Ruhe finden

"Mein Hund jagt!", also besuche ich ein Antijagdtraining.

"Mein Hund ist nicht rückrufbar!", also besuche ich einen Rückrufkurs.

"Mein Hund bellt und bellt und bellt!", also besuche ich einen Entspannungskurs.

"Mein Hund sucht so gerne!", also besuche ich einen Mantrailing-Kurs.

usw. usf. Das Wissen rund um Hund und dessen Beschäftigung sind heute auffällig im Fokus. Das ist die gute Nachricht!  Aber: Es gibt bedauerlicherweise auch eine schlechte Nachricht: Die Probleme mit Hund nehmen ebenfalls auffällig zu. Die Ursache: Überbeschäftigung und nicht persönlichkeitsgerechte Beschäftigung! Damit einhergehend eine Überreizung seines Nervensystems, Dauerstress: Offene Tore für auffälliges, störendes Hundeverhalten.

 

Zu viel des Guten

„Alle Dinge sind Gift, und nichts ist ohne Gift; allein die Dosis machts, dass ein Ding kein Gift sei.“

- Paracelsus

Montag: Plauschkurs

Dienstag: Hundehort mit Gruppenhaltung

Mittwoch: Sporttraining

Donnerstag: Hundehort mit Gruppenhaltung

Freitag: Beschäftigungskurs für den jagdlich motivieren Hund

Samstag: Mantrailing

Sonntag: Endlich! Zeit für die Familie und eine richtig lange Wanderung über die Jurahöhen.

verhaltensauffällig wegen überbeschäftigung und gar falscher Beschäftigung

Das oben stehende Wochenprogramm scheint dir überspitzt? "Meinen Hund beschäftige ich garantiert nicht zu viel! Dieser Blog-Beitrag kann mich gar nicht betreffen. Und ausserdem besuche ich nur gute, positiv arbeitende Hundeschulen und -trainerInnen!"

 

Wirklich? Der Beitrag betrifft dich nicht? Es ist irrelevant, ob du eine zeitgemäss arbeitende Hundeschule besuchst.
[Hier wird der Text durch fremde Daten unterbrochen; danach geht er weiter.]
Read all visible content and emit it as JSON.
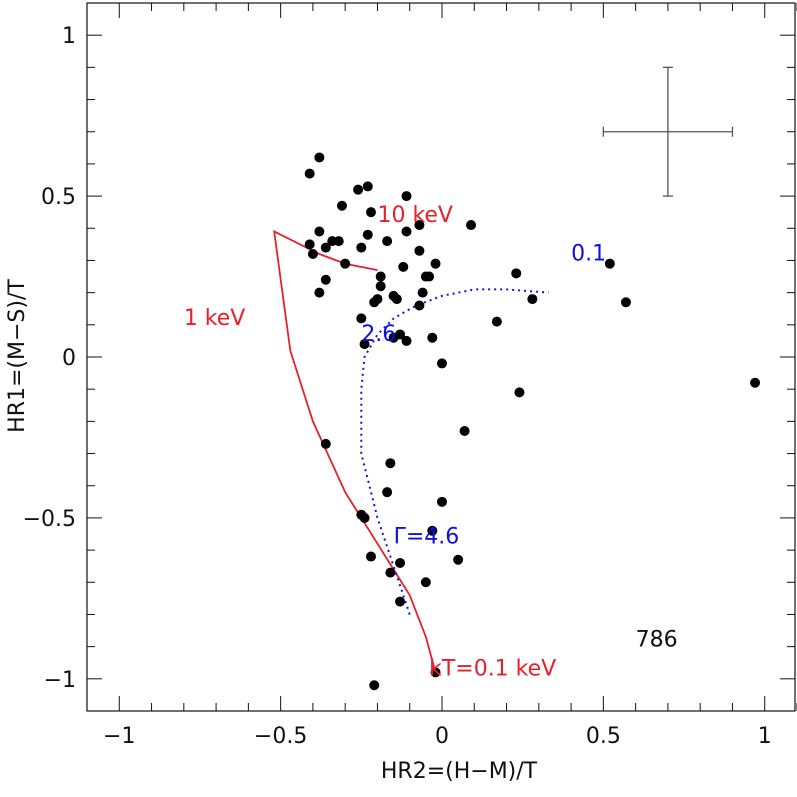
{
  "chart_data": {
    "type": "scatter",
    "xlabel": "HR2=(H−M)/T",
    "ylabel": "HR1=(M−S)/T",
    "xlim": [
      -1.1,
      1.1
    ],
    "ylim": [
      -1.1,
      1.1
    ],
    "x_ticks": [
      -1,
      -0.5,
      0,
      0.5,
      1
    ],
    "y_ticks": [
      -1,
      -0.5,
      0,
      0.5,
      1
    ],
    "x_tick_labels": [
      "−1",
      "−0.5",
      "0",
      "0.5",
      "1"
    ],
    "y_tick_labels": [
      "−1",
      "−0.5",
      "0",
      "0.5",
      "1"
    ],
    "grid": false,
    "colors": {
      "points": "#000000",
      "thermal": "#e8202a",
      "powerlaw": "#1010e0",
      "errorbar": "#555555",
      "frame": "#111111"
    },
    "points": [
      [
        -0.41,
        0.57
      ],
      [
        -0.38,
        0.62
      ],
      [
        -0.26,
        0.52
      ],
      [
        -0.23,
        0.53
      ],
      [
        -0.11,
        0.5
      ],
      [
        -0.31,
        0.47
      ],
      [
        -0.22,
        0.45
      ],
      [
        0.09,
        0.41
      ],
      [
        -0.07,
        0.41
      ],
      [
        -0.38,
        0.39
      ],
      [
        -0.23,
        0.38
      ],
      [
        -0.11,
        0.39
      ],
      [
        -0.41,
        0.35
      ],
      [
        -0.34,
        0.36
      ],
      [
        -0.32,
        0.36
      ],
      [
        -0.17,
        0.36
      ],
      [
        -0.36,
        0.34
      ],
      [
        -0.25,
        0.34
      ],
      [
        -0.07,
        0.33
      ],
      [
        -0.4,
        0.32
      ],
      [
        -0.3,
        0.29
      ],
      [
        -0.36,
        0.24
      ],
      [
        -0.19,
        0.25
      ],
      [
        -0.05,
        0.25
      ],
      [
        -0.04,
        0.25
      ],
      [
        -0.02,
        0.29
      ],
      [
        -0.12,
        0.28
      ],
      [
        -0.38,
        0.2
      ],
      [
        -0.19,
        0.22
      ],
      [
        -0.15,
        0.19
      ],
      [
        -0.2,
        0.18
      ],
      [
        -0.14,
        0.18
      ],
      [
        -0.21,
        0.17
      ],
      [
        -0.06,
        0.2
      ],
      [
        -0.25,
        0.12
      ],
      [
        -0.07,
        0.16
      ],
      [
        -0.15,
        0.06
      ],
      [
        -0.11,
        0.05
      ],
      [
        -0.24,
        0.04
      ],
      [
        -0.03,
        0.06
      ],
      [
        -0.13,
        0.07
      ],
      [
        0.0,
        -0.02
      ],
      [
        0.17,
        0.11
      ],
      [
        0.23,
        0.26
      ],
      [
        0.28,
        0.18
      ],
      [
        0.52,
        0.29
      ],
      [
        0.57,
        0.17
      ],
      [
        0.24,
        -0.11
      ],
      [
        0.97,
        -0.08
      ],
      [
        -0.36,
        -0.27
      ],
      [
        0.07,
        -0.23
      ],
      [
        -0.16,
        -0.33
      ],
      [
        -0.17,
        -0.42
      ],
      [
        0.0,
        -0.45
      ],
      [
        -0.25,
        -0.49
      ],
      [
        -0.24,
        -0.5
      ],
      [
        -0.03,
        -0.54
      ],
      [
        -0.22,
        -0.62
      ],
      [
        -0.13,
        -0.64
      ],
      [
        0.05,
        -0.63
      ],
      [
        -0.16,
        -0.67
      ],
      [
        -0.05,
        -0.7
      ],
      [
        -0.13,
        -0.76
      ],
      [
        -0.02,
        -0.98
      ],
      [
        -0.21,
        -1.02
      ]
    ],
    "thermal_track": [
      [
        -0.02,
        -0.98
      ],
      [
        -0.05,
        -0.87
      ],
      [
        -0.1,
        -0.74
      ],
      [
        -0.2,
        -0.58
      ],
      [
        -0.3,
        -0.42
      ],
      [
        -0.4,
        -0.2
      ],
      [
        -0.47,
        0.02
      ],
      [
        -0.52,
        0.39
      ],
      [
        -0.38,
        0.32
      ],
      [
        -0.3,
        0.29
      ],
      [
        -0.2,
        0.27
      ]
    ],
    "powerlaw_track": [
      [
        -0.1,
        -0.8
      ],
      [
        -0.15,
        -0.65
      ],
      [
        -0.2,
        -0.5
      ],
      [
        -0.25,
        -0.3
      ],
      [
        -0.25,
        -0.1
      ],
      [
        -0.24,
        0.0
      ],
      [
        -0.2,
        0.07
      ],
      [
        -0.15,
        0.12
      ],
      [
        -0.08,
        0.16
      ],
      [
        0.0,
        0.19
      ],
      [
        0.1,
        0.21
      ],
      [
        0.2,
        0.21
      ],
      [
        0.33,
        0.2
      ]
    ],
    "error_bar": {
      "x": 0.7,
      "y": 0.7,
      "x_err": 0.2,
      "y_err": 0.2
    },
    "annotations": [
      {
        "text": "10 keV",
        "x": -0.2,
        "y": 0.42,
        "color": "thermal"
      },
      {
        "text": "1 keV",
        "x": -0.8,
        "y": 0.1,
        "color": "thermal"
      },
      {
        "text": "kT=0.1 keV",
        "x": -0.04,
        "y": -0.99,
        "color": "thermal"
      },
      {
        "text": "0.1",
        "x": 0.4,
        "y": 0.3,
        "color": "powerlaw"
      },
      {
        "text": "2.6",
        "x": -0.25,
        "y": 0.05,
        "color": "powerlaw"
      },
      {
        "text": "Γ=4.6",
        "x": -0.15,
        "y": -0.58,
        "color": "powerlaw"
      },
      {
        "text": "786",
        "x": 0.6,
        "y": -0.9,
        "color": "frame"
      }
    ]
  }
}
Heute, in diesem Beitrag geht es mir um die Menge der Beschäftigung und die ständige "Berieselung" deines Hundes im Alltag.

 

Ich habe deshalb eine Bitte an dich: Schau dir deine Agenda und deine Tage genau an und prüfe,

  • wie viele  Aktivitäten du in den letzten 2 Monaten mit deinem Hund geplant und besucht hattest...?
  • welche verschiedenen Beschäftigungs- und Trainingskurse pro Woche du besuchst hattest...?
  • wie oft dein Hund mit dir auf Achse war....?

und dann denke nach und beantworte dir bitte die folgende Frage:

Erhält mein erwachsener Hund seine 16 bis 20 Stunden pro Tag Ruhe- und Schlafenszeiten in ruhiger, sauberer, entspannter Umgebung? Wenn du ihn an deinen Arbeitsplatz mitnehmen darfst: Wie ruhig und entspannt ist dieses Umfeld? 

Ruhe finden

Auffälliges und dich störendes Hundeverhalten sind nicht die Ursachen. Es sind Symptome. Symptome eines Ungleichgewichts.

 

Um effektive Veränderung herzuleiten, bedingt es Arbeit an der Ursache. Alles andere sind Managementmassnahmen, einem Gummiboot gleich, dessen Löcher du mit Pflaster beklebst... Früher oder später ist die Luft aber trotzdem draussen...

 

Deine erste Massnahme heisst deshalb:

Ruhe schaffen und ermöglichen, damit Ruhe gefunden wird.